Алекс кивает. Хорошо что она не договорила. Так даже лучше что Лиз продолжила фразу за нее, ведь в мыслях было совершенно другое - сразу сказать, что Раф сбежал от них.
Но в этом варианте есть место для отступления, если Раф вдруг вернётся, вынырнет из воды…
Раздается громкий всплеск. Алекс вздрагивает, покрывается крупными мурашками, оборачивается к заднице яхты и видит там сонного Паоло, что моет судно Фрискеса.
– Паоло!
Зовет его, а сама понимает что сердце стучит как бешеное и вина подступает к горлу вместе с тошнотворным чувством страха, перемешанным с голодом.
– Брось это, - она кивает ему на руки, -
пойдем завтракать.Он хмурится и не понимает ее.

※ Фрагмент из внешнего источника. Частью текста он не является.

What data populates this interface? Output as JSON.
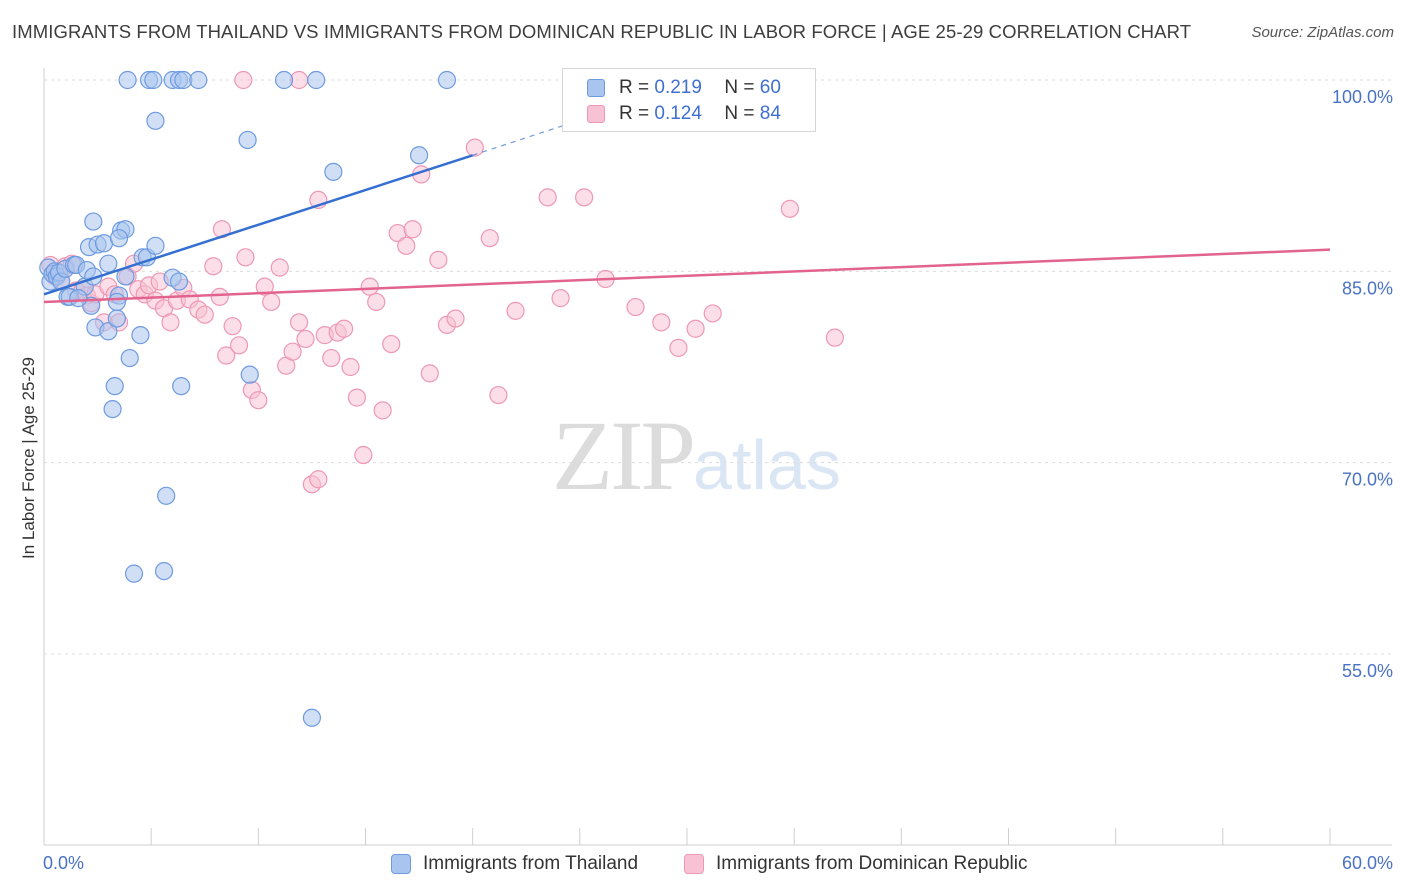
{
  "header": {
    "title": "IMMIGRANTS FROM THAILAND VS IMMIGRANTS FROM DOMINICAN REPUBLIC IN LABOR FORCE | AGE 25-29 CORRELATION CHART",
    "source": "Source: ZipAtlas.com"
  },
  "legend": {
    "series1": {
      "r_label": "R =",
      "r_value": "0.219",
      "n_label": "N =",
      "n_value": "60"
    },
    "series2": {
      "r_label": "R =",
      "r_value": "0.124",
      "n_label": "N =",
      "n_value": "84"
    }
  },
  "bottom_legend": {
    "series1": "Immigrants from Thailand",
    "series2": "Immigrants from Dominican Republic"
  },
  "watermark": {
    "zip": "ZIP",
    "atlas": "atlas"
  },
  "colors": {
    "thailand_fill": "#a9c5ef",
    "thailand_stroke": "#6e9be0",
    "thailand_line": "#3570d1",
    "dominican_fill": "#f7c3d4",
    "dominican_stroke": "#ee98b4",
    "dominican_line": "#e2638e",
    "axis_text": "#4a72c4"
  },
  "chart_data": {
    "type": "scatter",
    "title": "IMMIGRANTS FROM THAILAND VS IMMIGRANTS FROM DOMINICAN REPUBLIC IN LABOR FORCE | AGE 25-29 CORRELATION CHART",
    "xlabel": "",
    "ylabel": "In Labor Force | Age 25-29",
    "xlim": [
      0,
      60
    ],
    "ylim": [
      40,
      102
    ],
    "x_tick_labels": [
      "0.0%",
      "60.0%"
    ],
    "y_ticks": [
      55,
      70,
      85,
      100
    ],
    "y_tick_labels": [
      "55.0%",
      "70.0%",
      "85.0%",
      "100.0%"
    ],
    "grid": true,
    "series": [
      {
        "name": "Immigrants from Thailand",
        "R": 0.219,
        "N": 60,
        "trend": {
          "x": [
            0.0,
            20.0
          ],
          "y": [
            83.2,
            94.1
          ],
          "dashed_to": [
            26.0,
            97.4
          ]
        },
        "points": [
          [
            0.2,
            85.3
          ],
          [
            0.3,
            84.2
          ],
          [
            0.4,
            84.8
          ],
          [
            0.5,
            85.0
          ],
          [
            0.6,
            84.6
          ],
          [
            0.7,
            84.9
          ],
          [
            0.8,
            84.2
          ],
          [
            1.1,
            83.0
          ],
          [
            1.2,
            83.0
          ],
          [
            1.0,
            85.2
          ],
          [
            1.4,
            85.5
          ],
          [
            1.5,
            85.5
          ],
          [
            1.9,
            83.8
          ],
          [
            2.0,
            85.1
          ],
          [
            2.1,
            86.9
          ],
          [
            2.3,
            84.6
          ],
          [
            2.2,
            82.3
          ],
          [
            2.4,
            80.6
          ],
          [
            2.3,
            88.9
          ],
          [
            2.5,
            87.1
          ],
          [
            2.8,
            87.2
          ],
          [
            3.0,
            85.6
          ],
          [
            3.6,
            88.2
          ],
          [
            3.8,
            88.3
          ],
          [
            3.5,
            87.6
          ],
          [
            3.0,
            80.3
          ],
          [
            3.3,
            76.0
          ],
          [
            3.2,
            74.2
          ],
          [
            3.4,
            81.3
          ],
          [
            3.5,
            83.1
          ],
          [
            3.4,
            82.6
          ],
          [
            3.8,
            84.6
          ],
          [
            4.0,
            78.2
          ],
          [
            4.2,
            61.3
          ],
          [
            4.5,
            80.0
          ],
          [
            4.6,
            86.1
          ],
          [
            4.8,
            86.1
          ],
          [
            5.2,
            87.0
          ],
          [
            6.0,
            84.5
          ],
          [
            6.3,
            84.2
          ],
          [
            6.4,
            76.0
          ],
          [
            5.7,
            67.4
          ],
          [
            5.6,
            61.5
          ],
          [
            5.2,
            96.8
          ],
          [
            3.9,
            100.0
          ],
          [
            4.9,
            100.0
          ],
          [
            5.1,
            100.0
          ],
          [
            6.0,
            100.0
          ],
          [
            6.3,
            100.0
          ],
          [
            6.5,
            100.0
          ],
          [
            7.2,
            100.0
          ],
          [
            9.5,
            95.3
          ],
          [
            9.6,
            76.9
          ],
          [
            11.2,
            100.0
          ],
          [
            12.7,
            100.0
          ],
          [
            12.5,
            50.0
          ],
          [
            13.5,
            92.8
          ],
          [
            17.5,
            94.1
          ],
          [
            18.8,
            100.0
          ],
          [
            1.6,
            82.9
          ]
        ]
      },
      {
        "name": "Immigrants from Dominican Republic",
        "R": 0.124,
        "N": 84,
        "trend": {
          "x": [
            0.0,
            60.0
          ],
          "y": [
            82.6,
            86.7
          ]
        },
        "points": [
          [
            0.3,
            85.5
          ],
          [
            0.5,
            84.6
          ],
          [
            0.6,
            85.0
          ],
          [
            0.8,
            84.3
          ],
          [
            1.0,
            85.4
          ],
          [
            1.3,
            85.6
          ],
          [
            1.5,
            83.5
          ],
          [
            1.8,
            83.6
          ],
          [
            2.0,
            83.1
          ],
          [
            2.2,
            82.5
          ],
          [
            2.4,
            83.2
          ],
          [
            2.8,
            81.0
          ],
          [
            3.0,
            83.8
          ],
          [
            3.3,
            83.2
          ],
          [
            3.5,
            81.0
          ],
          [
            3.9,
            84.6
          ],
          [
            4.2,
            85.6
          ],
          [
            4.4,
            83.6
          ],
          [
            4.7,
            83.2
          ],
          [
            4.9,
            83.9
          ],
          [
            5.2,
            82.7
          ],
          [
            5.4,
            84.2
          ],
          [
            5.6,
            82.1
          ],
          [
            5.9,
            81.0
          ],
          [
            6.2,
            82.7
          ],
          [
            6.5,
            83.7
          ],
          [
            6.8,
            82.8
          ],
          [
            7.2,
            82.0
          ],
          [
            7.5,
            81.6
          ],
          [
            7.9,
            85.4
          ],
          [
            8.2,
            83.0
          ],
          [
            8.5,
            78.4
          ],
          [
            8.8,
            80.7
          ],
          [
            9.1,
            79.2
          ],
          [
            9.4,
            86.1
          ],
          [
            9.7,
            75.7
          ],
          [
            10.0,
            74.9
          ],
          [
            10.3,
            83.8
          ],
          [
            10.6,
            82.6
          ],
          [
            11.0,
            85.3
          ],
          [
            11.3,
            77.6
          ],
          [
            11.6,
            78.7
          ],
          [
            11.9,
            81.0
          ],
          [
            12.2,
            79.7
          ],
          [
            12.5,
            68.3
          ],
          [
            12.8,
            68.7
          ],
          [
            13.1,
            80.0
          ],
          [
            13.4,
            78.2
          ],
          [
            13.7,
            80.2
          ],
          [
            14.0,
            80.5
          ],
          [
            14.3,
            77.5
          ],
          [
            14.6,
            75.1
          ],
          [
            14.9,
            70.6
          ],
          [
            15.2,
            83.8
          ],
          [
            15.5,
            82.6
          ],
          [
            15.8,
            74.1
          ],
          [
            16.2,
            79.3
          ],
          [
            16.5,
            88.0
          ],
          [
            16.9,
            87.0
          ],
          [
            17.2,
            88.3
          ],
          [
            17.6,
            92.6
          ],
          [
            18.0,
            77.0
          ],
          [
            18.4,
            85.9
          ],
          [
            18.8,
            80.8
          ],
          [
            19.2,
            81.3
          ],
          [
            20.1,
            94.7
          ],
          [
            20.8,
            87.6
          ],
          [
            21.2,
            75.3
          ],
          [
            22.0,
            81.9
          ],
          [
            23.5,
            90.8
          ],
          [
            24.1,
            82.9
          ],
          [
            25.2,
            90.8
          ],
          [
            26.2,
            84.4
          ],
          [
            27.6,
            82.2
          ],
          [
            28.8,
            81.0
          ],
          [
            29.6,
            79.0
          ],
          [
            30.4,
            80.5
          ],
          [
            31.2,
            81.7
          ],
          [
            34.8,
            89.9
          ],
          [
            36.9,
            79.8
          ],
          [
            8.3,
            88.3
          ],
          [
            12.8,
            90.6
          ],
          [
            9.3,
            100.0
          ],
          [
            11.9,
            100.0
          ]
        ]
      }
    ]
  }
}
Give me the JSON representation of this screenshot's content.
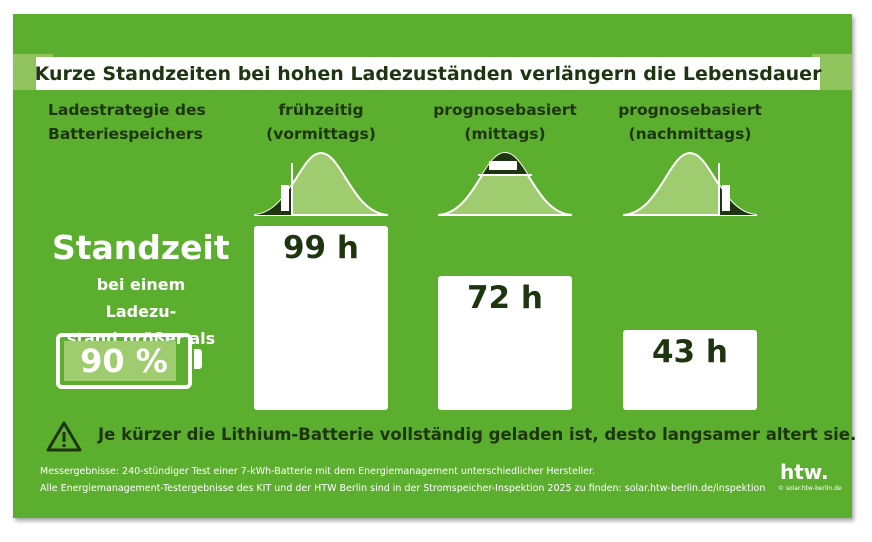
{
  "title": "Kurze Standzeiten bei hohen Ladezuständen verlängern die Lebensdauer",
  "row_header": [
    "Ladestrategie des",
    "Batteriespeichers"
  ],
  "side": {
    "heading": "Standzeit",
    "lines": [
      "bei einem Ladezu-",
      "stand größer als"
    ],
    "battery_label": "90 %"
  },
  "warning": "Je kürzer die Lithium-Batterie vollständig geladen ist, desto langsamer altert sie.",
  "footnotes": [
    "Messergebnisse: 240-stündiger Test einer 7-kWh-Batterie mit dem Energiemanagement unterschiedlicher Hersteller.",
    "Alle Energiemanagement-Testergebnisse des KIT und der HTW Berlin sind in der Stromspeicher-Inspektion 2025 zu finden: solar.htw-berlin.de/inspektion"
  ],
  "logo": {
    "text": "htw.",
    "credit": "© solar.htw-berlin.de"
  },
  "colors": {
    "background": "#5cae2e",
    "dark": "#1d3510",
    "light": "#9fcc6e",
    "bar": "#ffffff"
  },
  "chart_data": {
    "type": "bar",
    "categories": [
      [
        "frühzeitig",
        "(vormittags)"
      ],
      [
        "prognosebasiert",
        "(mittags)"
      ],
      [
        "prognosebasiert",
        "(nachmittags)"
      ]
    ],
    "values": [
      99,
      72,
      43
    ],
    "value_labels": [
      "99 h",
      "72 h",
      "43 h"
    ],
    "unit": "h",
    "ylim": [
      0,
      99
    ],
    "grid": false,
    "icons": [
      "solar-curve-morning-charge",
      "solar-curve-midday-charge",
      "solar-curve-afternoon-charge"
    ]
  }
}
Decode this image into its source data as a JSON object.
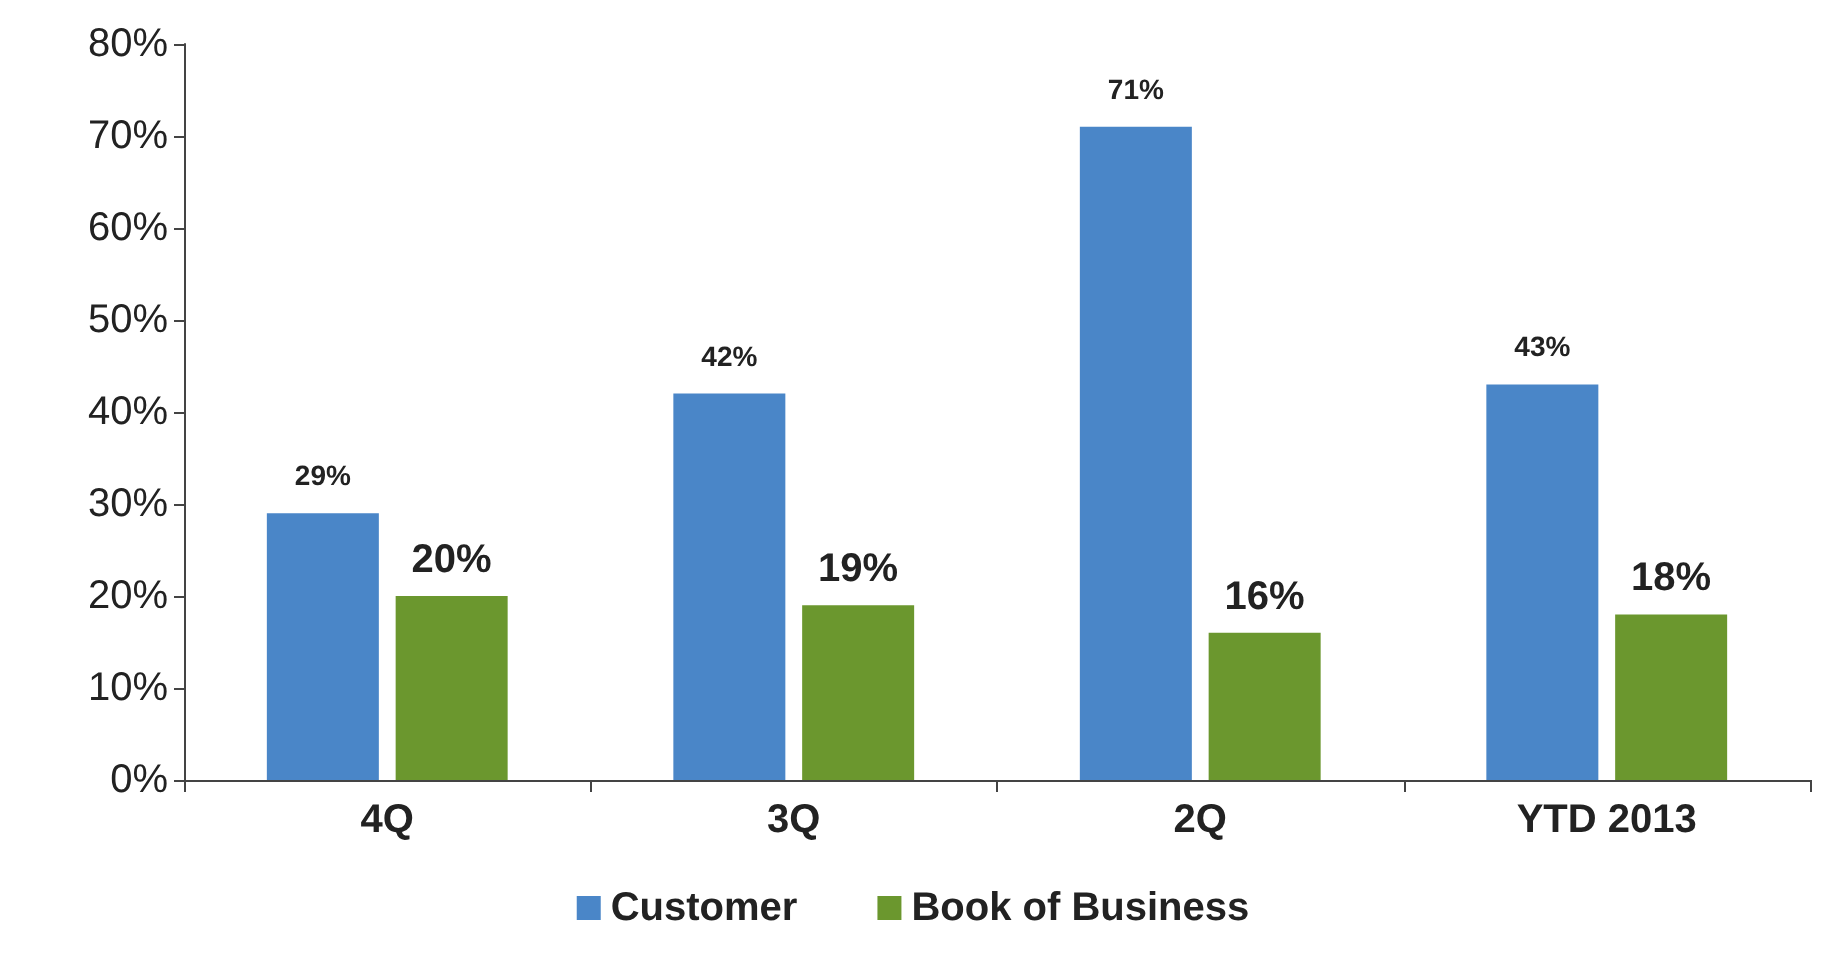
{
  "chart_data": {
    "type": "bar",
    "categories": [
      "4Q",
      "3Q",
      "2Q",
      "YTD 2013"
    ],
    "series": [
      {
        "name": "Customer",
        "color": "#4a86c8",
        "values": [
          29,
          42,
          71,
          43
        ],
        "value_labels": [
          "29%",
          "42%",
          "71%",
          "43%"
        ]
      },
      {
        "name": "Book of Business",
        "color": "#6b972e",
        "values": [
          20,
          19,
          16,
          18
        ],
        "value_labels": [
          "20%",
          "19%",
          "16%",
          "18%"
        ]
      }
    ],
    "ylim": [
      0,
      80
    ],
    "yticks": [
      {
        "value": 0,
        "label": "0%"
      },
      {
        "value": 10,
        "label": "10%"
      },
      {
        "value": 20,
        "label": "20%"
      },
      {
        "value": 30,
        "label": "30%"
      },
      {
        "value": 40,
        "label": "40%"
      },
      {
        "value": 50,
        "label": "50%"
      },
      {
        "value": 60,
        "label": "60%"
      },
      {
        "value": 70,
        "label": "70%"
      },
      {
        "value": 80,
        "label": "80%"
      }
    ],
    "grid": false,
    "legend": "bottom"
  }
}
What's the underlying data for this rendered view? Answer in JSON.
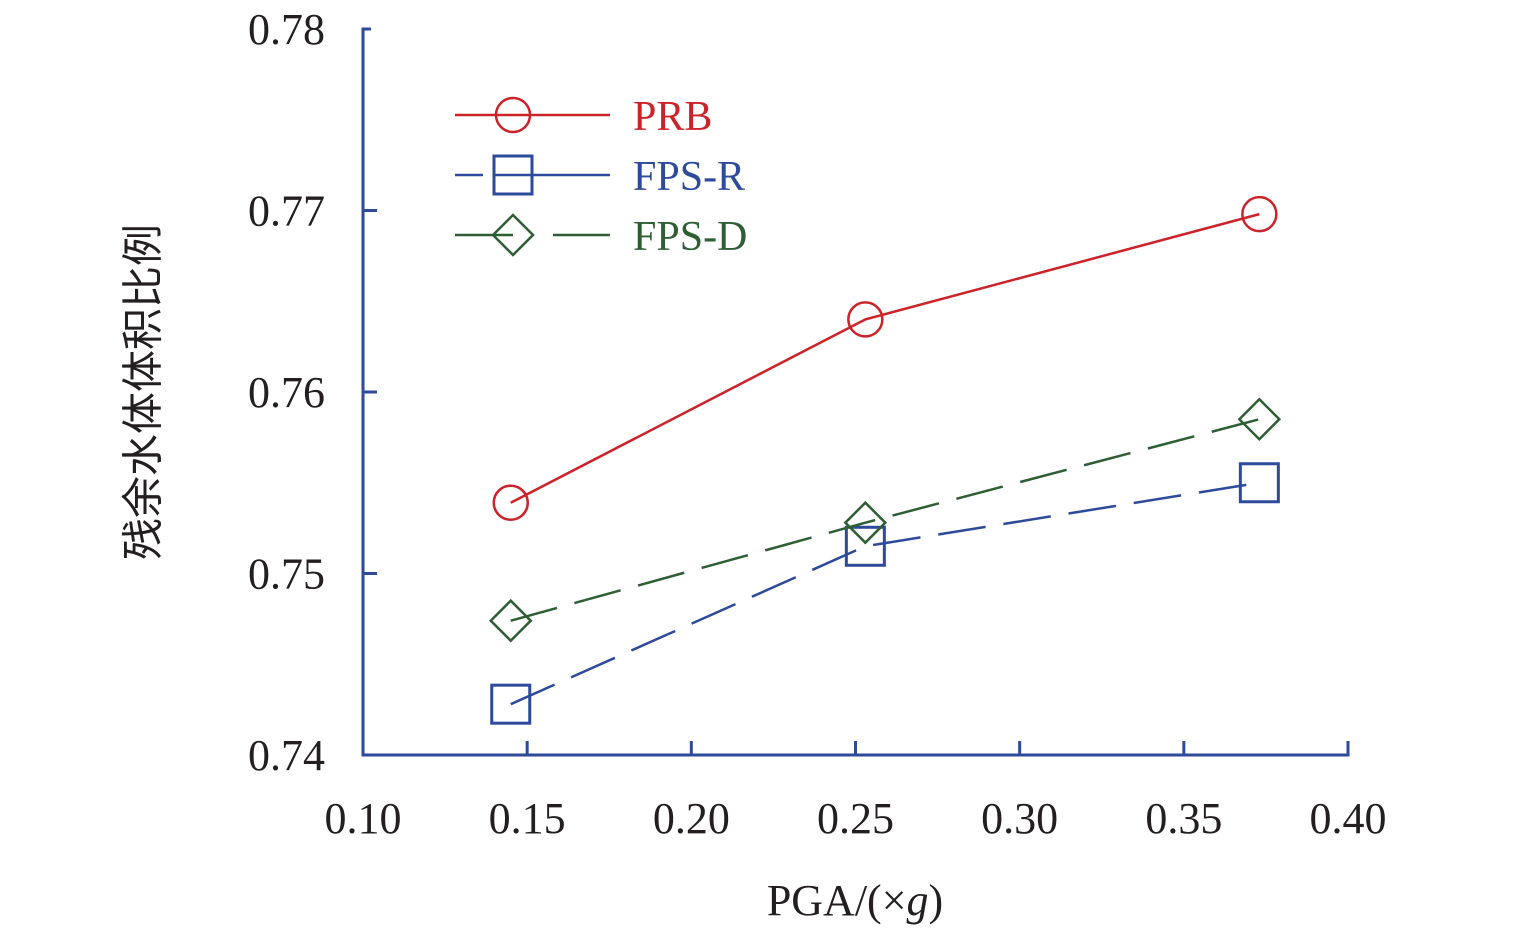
{
  "chart_data": {
    "type": "line",
    "title": "",
    "xlabel": "PGA/(×g)",
    "xlabel_parts": {
      "prefix": "PGA/(×",
      "italic": "g",
      "suffix": ")"
    },
    "ylabel": "残余水体体积比例",
    "xlim": [
      0.1,
      0.4
    ],
    "ylim": [
      0.74,
      0.78
    ],
    "xticks": [
      "0.10",
      "0.15",
      "0.20",
      "0.25",
      "0.30",
      "0.35",
      "0.40"
    ],
    "xtick_values": [
      0.1,
      0.15,
      0.2,
      0.25,
      0.3,
      0.35,
      0.4
    ],
    "yticks": [
      "0.74",
      "0.75",
      "0.76",
      "0.77",
      "0.78"
    ],
    "ytick_values": [
      0.74,
      0.75,
      0.76,
      0.77,
      0.78
    ],
    "grid": false,
    "legend_position": "top-left",
    "x": [
      0.145,
      0.253,
      0.373
    ],
    "series": [
      {
        "name": "PRB",
        "values": [
          0.7539,
          0.764,
          0.7698
        ],
        "color": "#cc2229",
        "marker": "circle",
        "line": "solid"
      },
      {
        "name": "FPS-R",
        "values": [
          0.7428,
          0.7515,
          0.755
        ],
        "color": "#2e4a9a",
        "marker": "square",
        "line": "dashed"
      },
      {
        "name": "FPS-D",
        "values": [
          0.7474,
          0.7528,
          0.7585
        ],
        "color": "#2e5e34",
        "marker": "diamond",
        "line": "dashed"
      }
    ],
    "axis_color": "#2e4a9a"
  }
}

Обязанности давно разделены, график дежурств выстроен и сегодня его очередь убирать за “блохастым куском шерсти”. По утрам не до любезностей. В это время дня все еще больше хмуры и недовольны, чем по вечерам, когда тело ломит от усталости, а мозг отказывается выдавать блестящие идеи.
– Ты, - она переводит взгляд на так и стоящую рядом растрепанную Лиз, - прибери за котом, а потом…
Она перебивает ее, как всегда спешит возразить. Это раздражает, несмотря на все ее знания о взрослении, гормональных всплесках, особенностей поведения и психотипах.
– С чего это? Сегодня его очередь.
– Ты нашла кота и забрала его на лодку, ещё тогда тебе было сказано, кто будет убирать за ним, если он поселится с нами.
Да, Рафаэль рассказал ей эту историю в подробностях.
– Значит, как убирать так - я, а как тискать его…
– Тоже ты.
Ярко-малиновые, в тон шапочке, слегка обветренные губы поджимаются. Злой взгляд должен прожечь ее, но Алекс отворачивается. Она устала.
– Есть ещё что-то?
Тянет. Эта манера говорить здорово напоминает ей кого-то.
Себя.
Подражает ей, Алекс, потому и бесит в последнее время. Неприятно встречать свои плохие копии, особенно если думать, что ведешь себя точно так же.
– Нет. Присоединяйся к нам.
На этот раз ничего не изменилось. Краски не поблекли и все продолжает оставаться таким же ярким, полным жизни, как в любой другой день.
По столу разбросаны куча книг и исписанных тетрадей, фломастеры и карандаши рассыпались в грандиозном беспорядке, не убраны в коробки. Альбом полон набросков, среди которых больше портретов, меньше пейзажей, чаще всего урбанистических, праздничных зарисовок и глаз. Она часто рисует глаза, самые разные. Не все принадлежат ему, но только тем кого он знает.
Елка уже убрана, но праздничные украшения еще не сняты.
Ярко-алые деревяшки звезд качаются, задетые сквозняком, на джутовых нитях, демонстрируя свой “пошлый” рисунок, скопированный с рождественских свитеров. Треугольники, квадратики, тонкие линии, олени, снежинки, точки.
“Только здесь это смотрится хорошо!”
Алекс в его воспоминаниях подвязывает звездочки к светящейся ленте, топчась у стены в пижаме - в его футболке, клетчатых шортах и вязаных носках. Он не подумал о рождественских огнях, а она вспомнила и принесла гирлянду откуда-то сверху, позже закрепив ее над декоративным камином.
“Раз в год можно побыть нелепым или смешным, - он обнимает ее за тонкую талию, притягивая к себе.
– Ты так не считаешь?”
Она пытается освободиться. Ей неудобно, она еще делает сколько-то попыток, а потом замирает.
“Нееет. Я лучше заячьи уши надену. Сейчас ведь год кролика, да?”
Ушки кролика лежат на каминной полке. Это не ее. Кажется, Лизы, а может и Паоло. У них у всех были такие и еще куча фотографий в таком виде. У всех кроме него. Он отказался надевать это мракобесие.